Estive em Caracas três vezes nos últimos cinco anos. Cobri eleições e fiz detalhada reportagem sobre a crise local. Conheço a Venezuela, seus pouco democráticos meandros políticos e frágeis instituições. Olho para o passado recente e me vejo retornar ao Brasil suspirando fundo, refletindo sobre o ambiente opressivo que vivi e com pena dos amigos que tenho lá. Tudo parecia distante. Agora, observo o nosso presente e sinto aquele clima se esgueirar para talvez nos alcançar em um futuro não tão distante. Perturbo-me. Tenho pena de nós!
Feitas as constatações acima, resta-me uma suposição, com a qual desafio os diversos leitores que espero estejam me acompanhando. Se você é contra o impeachment, deve pensar que me refiro às estocadas da oposição. Se quer afastar Dilma, sorri com escárnio e, num muxoxo, rosna: esse bocó só se deu conta agora de que os petistas são uns bolivarianos ilustrados. Pena! Vou desagradar e talvez desapontar os dois lados, o que por vezes é recomendável a um jornalista. Como firme defensor das instituições alicerçadas em 30 anos de democracia, afianço-lhes: ambos têm parte nesse pesadelo. O opositor cavouca casos de corrupção com a finalidade única de tirar a presidente que o derrotou em 2014, como uma UDN rediviva. E você, governista, teima em não enxergar que este governo errou muito e errou feio. Se metade das derrapadas de Lula tivesse sido feita por um adversário, ah, você voaria na jugular do sujeito, clamando por Justiça e querendo vê-lo fora da política. É ou não é?

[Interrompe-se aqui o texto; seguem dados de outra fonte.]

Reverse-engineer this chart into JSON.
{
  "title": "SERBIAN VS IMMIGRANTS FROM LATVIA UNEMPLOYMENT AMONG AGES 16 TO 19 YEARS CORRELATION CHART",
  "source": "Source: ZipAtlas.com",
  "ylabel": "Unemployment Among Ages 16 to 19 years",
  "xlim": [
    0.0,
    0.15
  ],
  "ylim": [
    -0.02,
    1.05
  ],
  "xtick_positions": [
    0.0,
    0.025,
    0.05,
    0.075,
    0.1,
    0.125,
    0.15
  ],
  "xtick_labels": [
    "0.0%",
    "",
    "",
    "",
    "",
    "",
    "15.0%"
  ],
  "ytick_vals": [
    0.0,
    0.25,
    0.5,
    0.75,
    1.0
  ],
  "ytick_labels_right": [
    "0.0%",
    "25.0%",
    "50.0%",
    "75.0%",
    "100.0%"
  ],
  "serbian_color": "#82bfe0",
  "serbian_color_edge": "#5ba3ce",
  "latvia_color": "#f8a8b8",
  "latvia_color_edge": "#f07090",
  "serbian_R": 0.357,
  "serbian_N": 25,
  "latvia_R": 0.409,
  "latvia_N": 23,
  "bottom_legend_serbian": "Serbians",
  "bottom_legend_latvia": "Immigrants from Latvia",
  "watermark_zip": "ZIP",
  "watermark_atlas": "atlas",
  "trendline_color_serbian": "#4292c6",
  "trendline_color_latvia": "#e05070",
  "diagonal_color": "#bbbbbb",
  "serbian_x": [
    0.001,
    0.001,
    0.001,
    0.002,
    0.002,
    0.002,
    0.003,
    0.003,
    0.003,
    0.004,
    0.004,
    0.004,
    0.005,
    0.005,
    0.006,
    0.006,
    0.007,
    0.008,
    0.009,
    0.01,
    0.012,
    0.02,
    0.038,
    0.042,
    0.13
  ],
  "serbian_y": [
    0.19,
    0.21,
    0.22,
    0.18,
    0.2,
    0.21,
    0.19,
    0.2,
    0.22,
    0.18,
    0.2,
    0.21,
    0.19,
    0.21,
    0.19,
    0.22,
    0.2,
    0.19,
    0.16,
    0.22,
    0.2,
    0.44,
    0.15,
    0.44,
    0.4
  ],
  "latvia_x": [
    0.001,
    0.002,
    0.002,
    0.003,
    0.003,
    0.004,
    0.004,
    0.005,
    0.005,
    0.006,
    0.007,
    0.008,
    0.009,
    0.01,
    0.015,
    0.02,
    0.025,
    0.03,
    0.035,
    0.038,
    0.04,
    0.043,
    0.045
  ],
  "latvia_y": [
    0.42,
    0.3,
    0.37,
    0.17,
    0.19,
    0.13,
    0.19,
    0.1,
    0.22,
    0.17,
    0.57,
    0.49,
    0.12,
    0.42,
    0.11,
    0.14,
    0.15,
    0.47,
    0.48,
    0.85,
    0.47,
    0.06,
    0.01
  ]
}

No mundo ideal, deveríamos zelar por instituições sólidas. Recordo o que um dia me disse o venezuelano moderado Henrique Capriles: há golpistas no governo e na oposição. Penso em Capriles me dando esse título para uma das nossas entrevistas. Hoje, ele só quer tirar o presidente Maduro pelo voto, em um constitucional referendo revogatório da metade do mandato, tipo um recall. Naquela entrevista, ele falava dos próprios pares. E é dessa sinceridade que precisamos lá e aqui. Nossas energias deveriam se voltar a uma correção de rumo, não a um Tom & Jerry sem sentido. Sempre se ouviu que o verdadeiro poder e as reais escaramuças políticas estavam no submundo. Muitos, até os mais improváveis agentes, aderiram à engrenagem quando poderiam tê-la implodido. Deveríamos retomar o percurso que tivemos desde a carta interesseira de Pero Vaz de Caminha a Dom Manuel na época das naus insensatas que insistem em singrar nossos mares de águas plácidas.